Monday, November 21, 2011

News---Battle of Gettysburg Witness' Death Remembered

Sadie Shriver, An Eyewitness To The Battle of Gettysburg, Died at age 18, Jacqueline Palochko, The Evening Sun, November 20, 2011.

It's a solemn procession. Women are walking, holding flowers, with their hoop skirts hitting the fallen brown leaves on the ground. Men in top hats, staring straight ahead under the gray November clouds. Slowly, the crowd moves to Evergreen Cemetery in Gettysburg on Sunday morning. And around the gray, faded tombstones, they gather. More than 130 years ago, this is how the loved ones of Sadie Shriver might have said goodbye to her. But when her family buried her, one thing was missing -- a headstone.

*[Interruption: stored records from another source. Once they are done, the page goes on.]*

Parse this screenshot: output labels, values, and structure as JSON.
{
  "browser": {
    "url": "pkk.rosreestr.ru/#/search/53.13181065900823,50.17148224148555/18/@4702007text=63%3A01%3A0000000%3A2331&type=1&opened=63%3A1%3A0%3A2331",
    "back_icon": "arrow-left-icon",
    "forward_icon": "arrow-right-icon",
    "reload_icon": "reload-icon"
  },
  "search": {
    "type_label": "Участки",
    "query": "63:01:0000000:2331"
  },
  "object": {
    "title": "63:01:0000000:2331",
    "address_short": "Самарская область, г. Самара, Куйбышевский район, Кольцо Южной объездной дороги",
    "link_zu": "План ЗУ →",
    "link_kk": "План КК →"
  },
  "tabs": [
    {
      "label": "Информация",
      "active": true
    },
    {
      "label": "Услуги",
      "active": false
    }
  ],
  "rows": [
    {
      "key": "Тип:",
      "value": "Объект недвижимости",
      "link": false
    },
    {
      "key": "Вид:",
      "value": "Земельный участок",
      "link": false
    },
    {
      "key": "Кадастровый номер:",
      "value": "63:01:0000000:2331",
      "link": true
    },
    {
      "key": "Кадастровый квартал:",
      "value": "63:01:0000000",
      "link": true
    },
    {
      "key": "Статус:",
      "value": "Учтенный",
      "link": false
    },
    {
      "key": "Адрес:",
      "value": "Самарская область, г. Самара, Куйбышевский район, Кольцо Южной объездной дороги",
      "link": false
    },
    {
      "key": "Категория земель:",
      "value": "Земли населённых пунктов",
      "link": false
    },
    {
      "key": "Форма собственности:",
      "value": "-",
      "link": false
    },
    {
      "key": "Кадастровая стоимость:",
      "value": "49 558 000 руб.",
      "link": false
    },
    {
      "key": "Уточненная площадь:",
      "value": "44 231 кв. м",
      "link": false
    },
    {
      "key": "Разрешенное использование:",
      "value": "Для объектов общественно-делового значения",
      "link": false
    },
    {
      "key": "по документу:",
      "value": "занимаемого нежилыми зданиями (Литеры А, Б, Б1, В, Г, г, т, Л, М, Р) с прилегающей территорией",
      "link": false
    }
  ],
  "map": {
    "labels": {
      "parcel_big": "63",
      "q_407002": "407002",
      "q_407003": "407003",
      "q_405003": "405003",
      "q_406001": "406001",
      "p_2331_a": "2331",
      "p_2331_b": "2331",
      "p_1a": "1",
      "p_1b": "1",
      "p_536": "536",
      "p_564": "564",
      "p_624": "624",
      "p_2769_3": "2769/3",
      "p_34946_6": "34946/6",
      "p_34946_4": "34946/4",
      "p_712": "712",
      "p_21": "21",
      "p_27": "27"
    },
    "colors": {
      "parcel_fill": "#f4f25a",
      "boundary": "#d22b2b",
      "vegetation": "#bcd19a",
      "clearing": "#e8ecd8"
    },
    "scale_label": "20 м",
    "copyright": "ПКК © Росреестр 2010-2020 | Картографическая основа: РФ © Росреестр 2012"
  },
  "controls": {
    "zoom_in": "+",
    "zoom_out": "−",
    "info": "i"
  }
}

This was a young woman who came from one of the oldest families in Adams County, Nancie Gudmestad, director of the Shriver House in Gettysburg said. A little girl who kissed her father, George Shriver, goodbye as he rode off to war. An eyewitness to the Battle of Gettysburg when she was just 7 years old. And when she was 18 years old -- two weeks before her 19th birthday -- she died from tuberculosis and was laid to rest in Evergreen Cemetery. Yet -- for some unknown reason -- her grave has been unmarked since she died in 1874. Until Sunday.

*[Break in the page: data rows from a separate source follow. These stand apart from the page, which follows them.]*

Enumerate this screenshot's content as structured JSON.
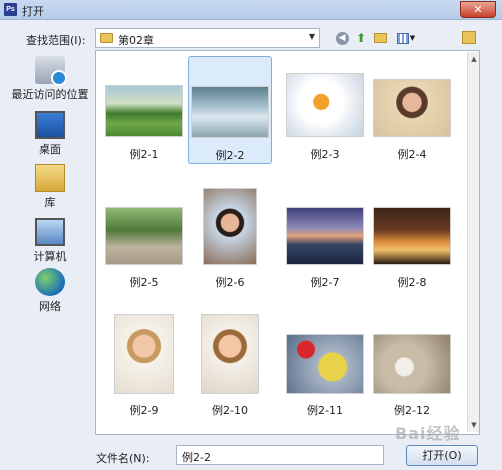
{
  "window": {
    "title": "打开",
    "app_icon": "Ps",
    "close": "✕"
  },
  "lookin": {
    "label": "查找范围(I):",
    "value": "第02章"
  },
  "places": [
    {
      "label": "最近访问的位置",
      "icon": "recent-places-icon"
    },
    {
      "label": "桌面",
      "icon": "desktop-icon"
    },
    {
      "label": "库",
      "icon": "libraries-icon"
    },
    {
      "label": "计算机",
      "icon": "computer-icon"
    },
    {
      "label": "网络",
      "icon": "network-icon"
    }
  ],
  "files": [
    {
      "label": "例2-1"
    },
    {
      "label": "例2-2"
    },
    {
      "label": "例2-3"
    },
    {
      "label": "例2-4"
    },
    {
      "label": "例2-5"
    },
    {
      "label": "例2-6"
    },
    {
      "label": "例2-7"
    },
    {
      "label": "例2-8"
    },
    {
      "label": "例2-9"
    },
    {
      "label": "例2-10"
    },
    {
      "label": "例2-11"
    },
    {
      "label": "例2-12"
    }
  ],
  "selected_file": "例2-2",
  "filename": {
    "label": "文件名(N):",
    "value": "例2-2"
  },
  "open_button": "打开(O)",
  "watermark": "Bai经验"
}
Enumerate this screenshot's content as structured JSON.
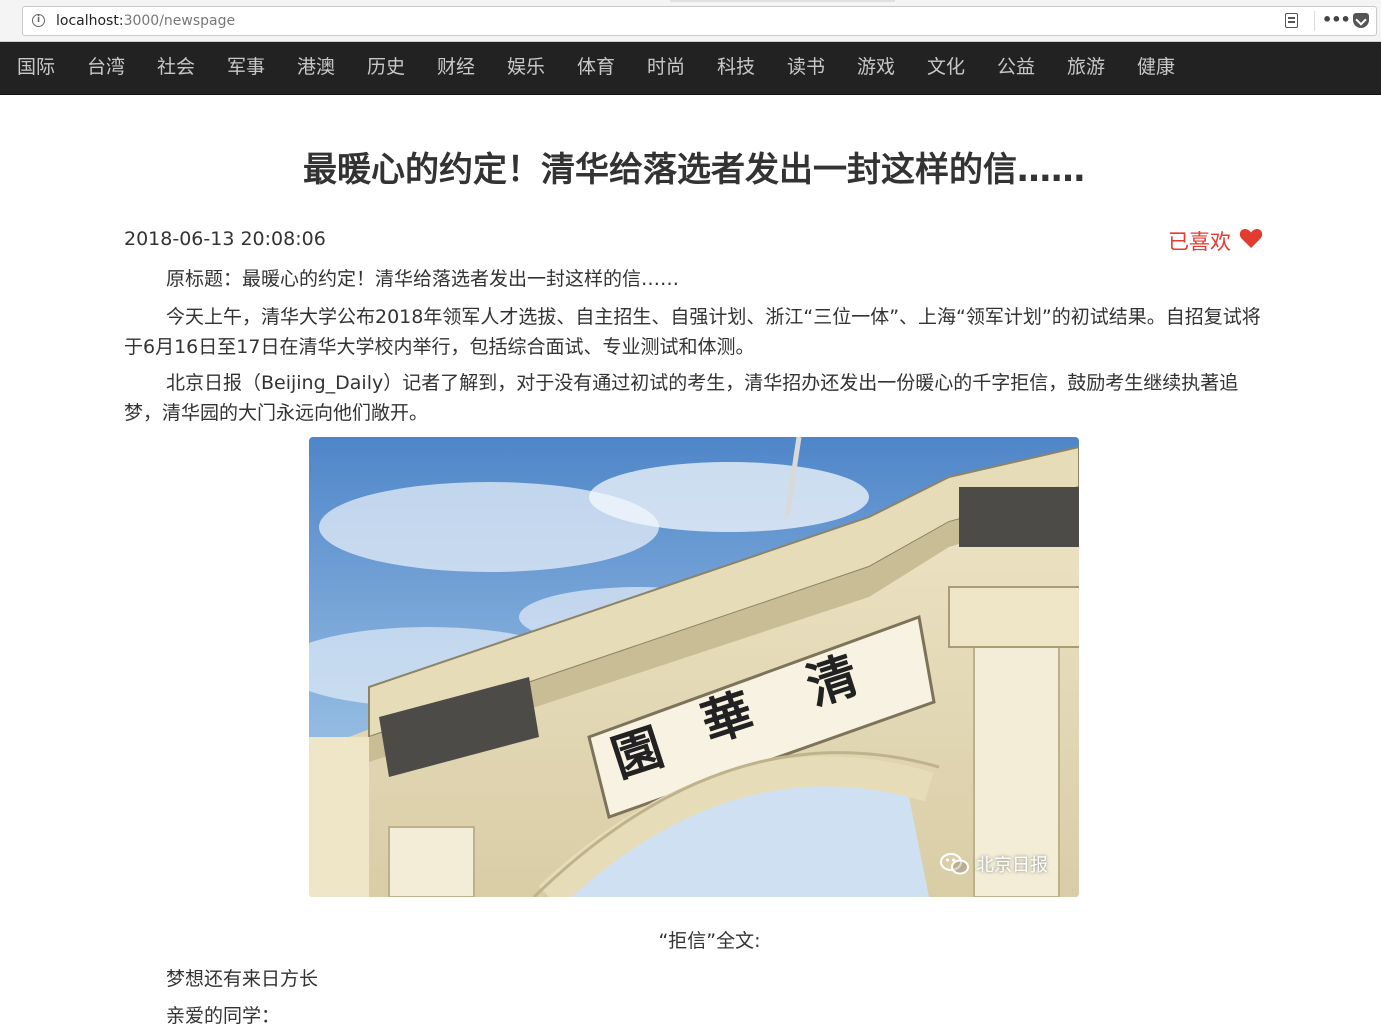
{
  "browser": {
    "url_host": "localhost:",
    "url_path": "3000/newspage"
  },
  "nav": {
    "items": [
      "国际",
      "台湾",
      "社会",
      "军事",
      "港澳",
      "历史",
      "财经",
      "娱乐",
      "体育",
      "时尚",
      "科技",
      "读书",
      "游戏",
      "文化",
      "公益",
      "旅游",
      "健康"
    ]
  },
  "article": {
    "title": "最暖心的约定！清华给落选者发出一封这样的信……",
    "date": "2018-06-13 20:08:06",
    "like_label": "已喜欢",
    "paragraphs": [
      "原标题：最暖心的约定！清华给落选者发出一封这样的信……",
      "今天上午，清华大学公布2018年领军人才选拔、自主招生、自强计划、浙江“三位一体”、上海“领军计划”的初试结果。自招复试将于6月16日至17日在清华大学校内举行，包括综合面试、专业测试和体测。",
      "北京日报（Beijing_Daily）记者了解到，对于没有通过初试的考生，清华招办还发出一份暖心的千字拒信，鼓励考生继续执著追梦，清华园的大门永远向他们敞开。"
    ],
    "image": {
      "plaque_text": "清華園",
      "watermark": "北京日报"
    },
    "caption": "“拒信”全文:",
    "letter": [
      "梦想还有来日方长",
      "亲爱的同学："
    ]
  },
  "colors": {
    "nav_bg": "#222222",
    "nav_text": "#c8c8c8",
    "like": "#e23b30"
  }
}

On what would have been her 156th birthday, a ceremony was held to unveil a headstone at Sadie's grave. A funeral procession with a couple dozen people, including re-enactors, traveled from the historical Shriver House on Baltimore Street to the cemetery.

So, they gathered around Sadie's grave. And spoke of how she must have seen the bloody, wounded soldiers during the battle. How she heard their last cries for help before they died. How she smelled gun smoke in the air. And among the crowd were some distant relatives of Sadie. A few years ago, Diane Weikert Dolan, of New Jersey, visited Gettysburg and toured the Shriver House. And when she started to hear the stories of the Shriver family and Sadie's mother -- Hettie Shriver, whose maiden name was Weikert -- it all sounded familiar. "They started telling me my family history," she said.


For Becki Powell, who now lives in Hershey, her family history was right under her nose. When she was living in Littlestown, she was a tour guide for the Shriver House. Around the same time, she started looking through books her family had been using to record their history. And there it was -- notes on Hettie and George Shriver in her family history book. Since then, Powell has visited Evergreen Cemetery to pay respects at the graves of her distant, long-lost relatives. She found the grave of Sadie's younger sister, Mollie; and their grandparents, Sarah and Jacob Weikert. But she always had trouble finding Sadie's. "I find this all very moving," Powell said of the ceremony for Sadie.

And before they left -- before they went back to their Sundays -- each visitor left a pebble on Sadie's grave. It's a Jewish tradition, Gudmestad said, to let the dead know they haven't been forgotten. "Sadie will know that someone came to visit her today," Gudmestad said.